Of course, it is important to see people of colour and people of varying gender identities on television, particularly if you want to depict a realistic, ‘globalist’ view of human experience. But those who complain about the lack of diversity in Looking ignore all of the recent or current shows that run the gamut of queer experience: Noah’s Arc, No More Down Low, The Outs, Cucumber, Banana, Tofu, Transparent and many more.
The fact is that a lot of television is still not very ambitious. Looking doesn’t do much that is new either. The lead is a white, cisgender male with supporting characters of colour. It does the awkward, ‘funny’ dramedy thing. The ‘freshest’ thing about it is that all the main characters are gay. The show is about these gay men. It’s not about me. It’s not about you.
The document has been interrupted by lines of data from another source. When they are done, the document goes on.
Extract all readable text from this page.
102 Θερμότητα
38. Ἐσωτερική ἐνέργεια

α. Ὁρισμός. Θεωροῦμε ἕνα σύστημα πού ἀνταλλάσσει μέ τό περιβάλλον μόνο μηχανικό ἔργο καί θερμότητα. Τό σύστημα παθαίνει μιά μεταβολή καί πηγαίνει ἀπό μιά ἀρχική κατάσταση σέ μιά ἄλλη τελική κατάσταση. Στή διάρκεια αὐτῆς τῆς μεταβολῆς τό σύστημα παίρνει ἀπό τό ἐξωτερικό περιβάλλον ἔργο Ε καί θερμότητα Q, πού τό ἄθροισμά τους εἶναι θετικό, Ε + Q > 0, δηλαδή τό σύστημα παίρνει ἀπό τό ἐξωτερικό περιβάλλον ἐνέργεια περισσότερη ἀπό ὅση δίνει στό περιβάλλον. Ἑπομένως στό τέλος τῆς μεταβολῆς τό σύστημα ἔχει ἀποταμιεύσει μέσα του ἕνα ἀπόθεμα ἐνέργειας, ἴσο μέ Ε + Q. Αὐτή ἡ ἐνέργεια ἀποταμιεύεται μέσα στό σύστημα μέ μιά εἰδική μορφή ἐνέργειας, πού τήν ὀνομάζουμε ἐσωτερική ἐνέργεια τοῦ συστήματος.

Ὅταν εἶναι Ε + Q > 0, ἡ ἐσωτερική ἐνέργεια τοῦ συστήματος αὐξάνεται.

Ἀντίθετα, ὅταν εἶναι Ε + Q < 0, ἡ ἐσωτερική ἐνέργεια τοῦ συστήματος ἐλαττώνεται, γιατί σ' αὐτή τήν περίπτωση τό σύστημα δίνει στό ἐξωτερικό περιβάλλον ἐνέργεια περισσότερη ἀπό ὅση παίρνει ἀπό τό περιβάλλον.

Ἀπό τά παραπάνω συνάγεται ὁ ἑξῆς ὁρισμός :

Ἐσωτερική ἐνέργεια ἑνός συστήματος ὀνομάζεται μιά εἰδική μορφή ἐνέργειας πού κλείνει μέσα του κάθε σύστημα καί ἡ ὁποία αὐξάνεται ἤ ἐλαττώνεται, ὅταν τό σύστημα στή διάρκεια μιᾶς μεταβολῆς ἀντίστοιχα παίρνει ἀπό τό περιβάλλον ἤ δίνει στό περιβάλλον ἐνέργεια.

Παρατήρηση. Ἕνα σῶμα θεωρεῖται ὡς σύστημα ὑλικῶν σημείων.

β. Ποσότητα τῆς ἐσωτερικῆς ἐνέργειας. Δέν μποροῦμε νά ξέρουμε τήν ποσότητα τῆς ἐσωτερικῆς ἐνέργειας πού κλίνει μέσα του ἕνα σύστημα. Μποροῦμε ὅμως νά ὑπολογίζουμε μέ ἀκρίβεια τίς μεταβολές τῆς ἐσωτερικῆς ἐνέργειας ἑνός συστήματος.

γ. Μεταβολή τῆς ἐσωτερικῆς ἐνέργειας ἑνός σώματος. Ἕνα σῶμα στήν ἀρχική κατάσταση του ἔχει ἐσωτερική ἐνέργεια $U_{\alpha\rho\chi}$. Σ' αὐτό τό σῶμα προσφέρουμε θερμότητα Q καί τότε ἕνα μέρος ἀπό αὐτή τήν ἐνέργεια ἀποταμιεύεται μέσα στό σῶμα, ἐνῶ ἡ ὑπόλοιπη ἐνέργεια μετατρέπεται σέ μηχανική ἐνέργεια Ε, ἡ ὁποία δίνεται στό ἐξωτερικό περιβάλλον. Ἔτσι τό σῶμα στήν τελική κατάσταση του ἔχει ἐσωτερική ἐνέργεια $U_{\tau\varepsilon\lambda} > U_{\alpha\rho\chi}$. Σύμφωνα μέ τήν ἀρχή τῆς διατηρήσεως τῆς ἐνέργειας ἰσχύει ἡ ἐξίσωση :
It’s about them.
Contemporary audiences (particularly queer ones) seem to be afflicted by the ‘rage of Caliban.’ Taken from Oscar Wilde’s brilliant diagnosis of 19th century critical norms, ‘the rage of Caliban’ is when you dislike realism because you see your own face and also conversely dislike romanticism because you don’t see your own face.
Having said all this, the second season really ups the show’s representational game. We have a HIV positive bear character (Eddie) who Agustin is falling for and who works at a shelter for trans kids, one of the latest episodes focuses heavily on Doris, and Doris’ boyfriend Malik is African-American. Perhaps a response to the criticism of the first season?
In any case, the show has definitely improved. And not just because of its newfound diversity. Much of the first season was hampered by lack of narrative. The first few episodes lacked tension and stakes. But the more I think on it, the more I think it was a brilliant way to start. A slow burn, easing us gradually into the characters’ internal worlds via impressive visual style and a delectable score. My god, the music in this show!
The narrative direction in season two is soapier (love triangles, infidelity and so on) but the focus on character over story in the first season ultimately vindicates Looking because it sowed seeds of pathos that are now being cultivated. Whether it survives for a third season or not, Looking’s capacity to secure emotional payoffs out of pretty standard romantic drama tropes may be its most significant legacy.
While the reception has been interesting, I wonder if maybe some of us need to stop investing so much in gay-themed texts? That’s rich coming from someone who wrote a whole dissertation on gay-themed texts. But one of the things I have found in my research and anecdotally is that this emotional investment in anything even remotely gay is perennial. Throughout the 20th century and into the 21st, gays need to see themselves on screen. And why wouldn’t they? It’s still quite rare for non-normative sexualities to be represented in popular entertainment. But cultural products featuring queer people can’t be all things to all people.
And maybe we shouldn’t expect them to be.